How we should love others? Don’t strut and puff in pride but be willing to step back and step out and serve others in humility. Paul didn’t just talk about this. He demonstrated it in his work among the Corinthians. Listen to some of his statements to them:
- 1 Corinthians 2 3 I was with you in weakness, in fear, and in much trembling. 4 And my speech and my preaching were not with persuasive words of human wisdom, but in demonstration of the Spirit and of power, 5 that your faith should not be in the wisdom of men but in the power of God.
- 1 Corinthians 9 9 For though I am free from all men, I have made myself a servant to all, that I might win the more; 20 and to the Jews I became as a Jew, that I might win Jews; to those who are under the law, as under the law, that I might win those who are under the law; 21 to those who are without law, as without law (not being without law toward God, but under law toward Christ), that I might win those who are without law; 22 to the weak I became as weak, that I might win the weak. I have become all things to all men, that I might by all means save some.
Can you hear the servant humility of Paul towards the Corinthians?
How do you see those around you? Do you see them the way Christ sees you? Are you willing to serve them the way Paul served the Corinthians? Sometimes people say, “I’m just an extrovert. I can’t help it.” It’s one thing to be outgoing and it’s another thing to talk only of self. Sometimes people say, “I’m just an introvert. I can’t help it.” It’s one thing to be a quiet personality and it’s quite another to have an air of superiority that says, “If you want to talk to me, you make the effort to come to me.” In a marriage, if one person is always getting his/her way, that’s pride. In a marriage, if one person is always pulling back and making the other reach out to them, that’s also pride.
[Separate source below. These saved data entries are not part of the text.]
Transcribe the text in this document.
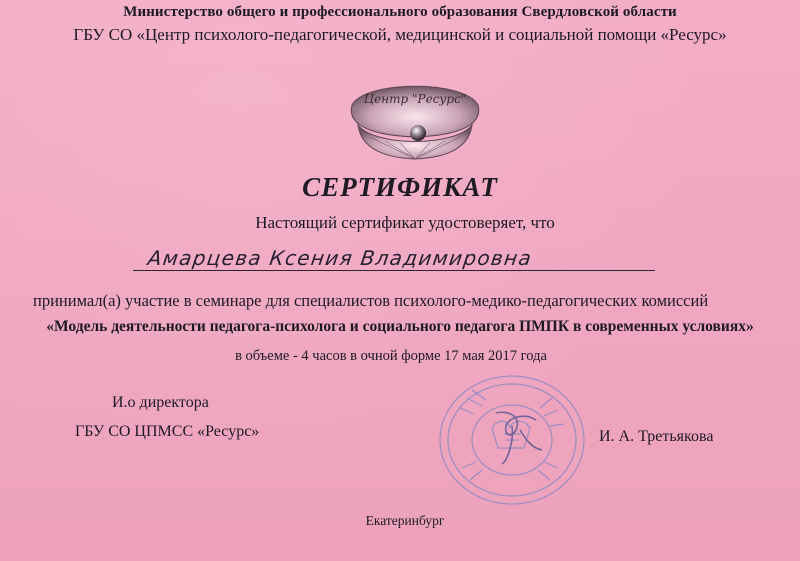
Министерство общего и профессионального образования Свердловской области
ГБУ СО «Центр психолого-педагогической, медицинской и социальной помощи «Ресурс»
Центр "Ресурс"
СЕРТИФИКАТ
Настоящий сертификат удостоверяет, что
Амарцева Ксения Владимировна
принимал(а) участие в семинаре для специалистов психолого-медико-педагогических комиссий
«Модель деятельности педагога-психолога и социального педагога ПМПК в современных условиях»
в объеме - 4 часов в очной форме 17 мая 2017 года
И.о директора
ГБУ СО ЦПМСС «Ресурс»	И. А. Третьякова
Екатеринбург
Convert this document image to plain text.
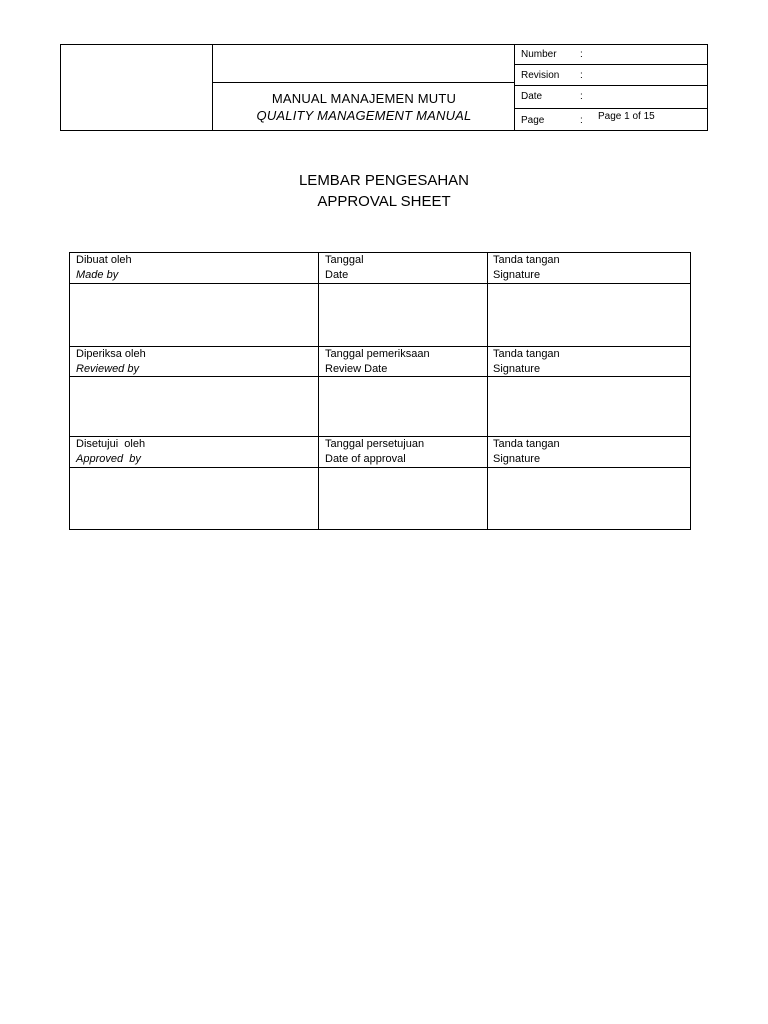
MANUAL MANAJEMEN MUTU
QUALITY MANAGEMENT MANUAL
Number :
Revision :
Date	:
Page	: Page 1 of 15
LEMBAR PENGESAHAN
APPROVAL SHEET
Dibuat oleh
Made by
Tanggal
Date
Tanda tangan
Signature
Diperiksa oleh
Reviewed by
Tanggal pemeriksaan
Review Date
Tanda tangan
Signature
Disetujui  oleh
Approved  by
Tanggal persetujuan
Date of approval
Tanda tangan
Signature
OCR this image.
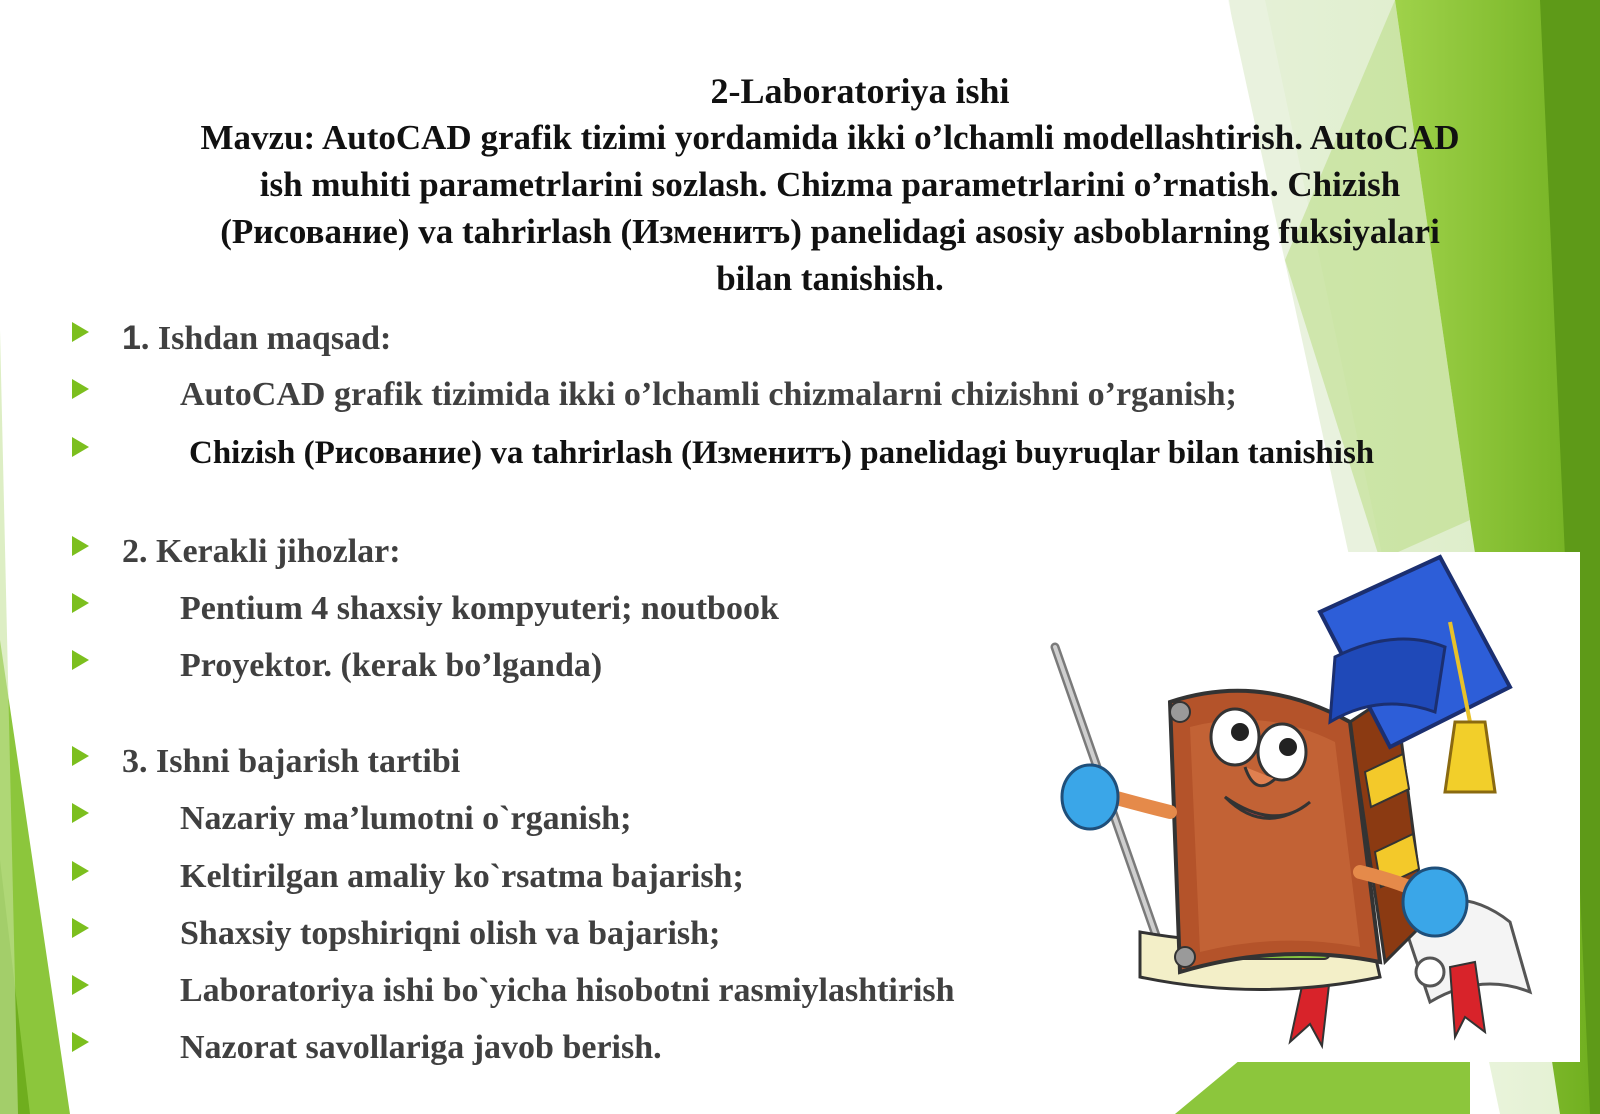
2-Laboratoriya ishi
Mavzu: AutoCAD grafik tizimi yordamida ikki o’lchamli modellashtirish. AutoCAD
ish muhiti parametrlarini sozlash. Chizma parametrlarini o’rnatish. Chizish
(Рисование) va tahrirlash (Изменитъ) panelidagi asosiy asboblarning fuksiyalari
bilan tanishish.
1. Ishdan maqsad:
AutoCAD grafik tizimida ikki o’lchamli chizmalarni chizishni o’rganish;
Chizish (Рисование) va tahrirlash (Изменитъ) panelidagi buyruqlar bilan tanishish
2. Kerakli jihozlar:
Pentium 4 shaxsiy kompyuteri; noutbook
Proyektor. (kerak bo’lganda)
3. Ishni bajarish tartibi
Nazariy ma’lumotni o`rganish;
Keltirilgan amaliy ko`rsatma bajarish;
Shaxsiy topshiriqni olish va bajarish;
Laboratoriya ishi bo`yicha hisobotni rasmiylashtirish
Nazorat savollariga javob berish.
Here’s a totally different question: How do you see those who are proud? Are you willing to serve even those who strut around or strut around sitting down? I mentioned 2 different incidents, one about the man who only talked about himself and the other about the girl who sat in her pride and refused to talk with others. Guess who had a greater pride? Me. Because I sat back and judged both of them. Listen to Dietrich Bonhoeffer in his book “Life
Together” – “He who is bearing others knows that he himself is being borne, and only in this strength can he go on bearing.”
Are you willing to serve others? Are you saved?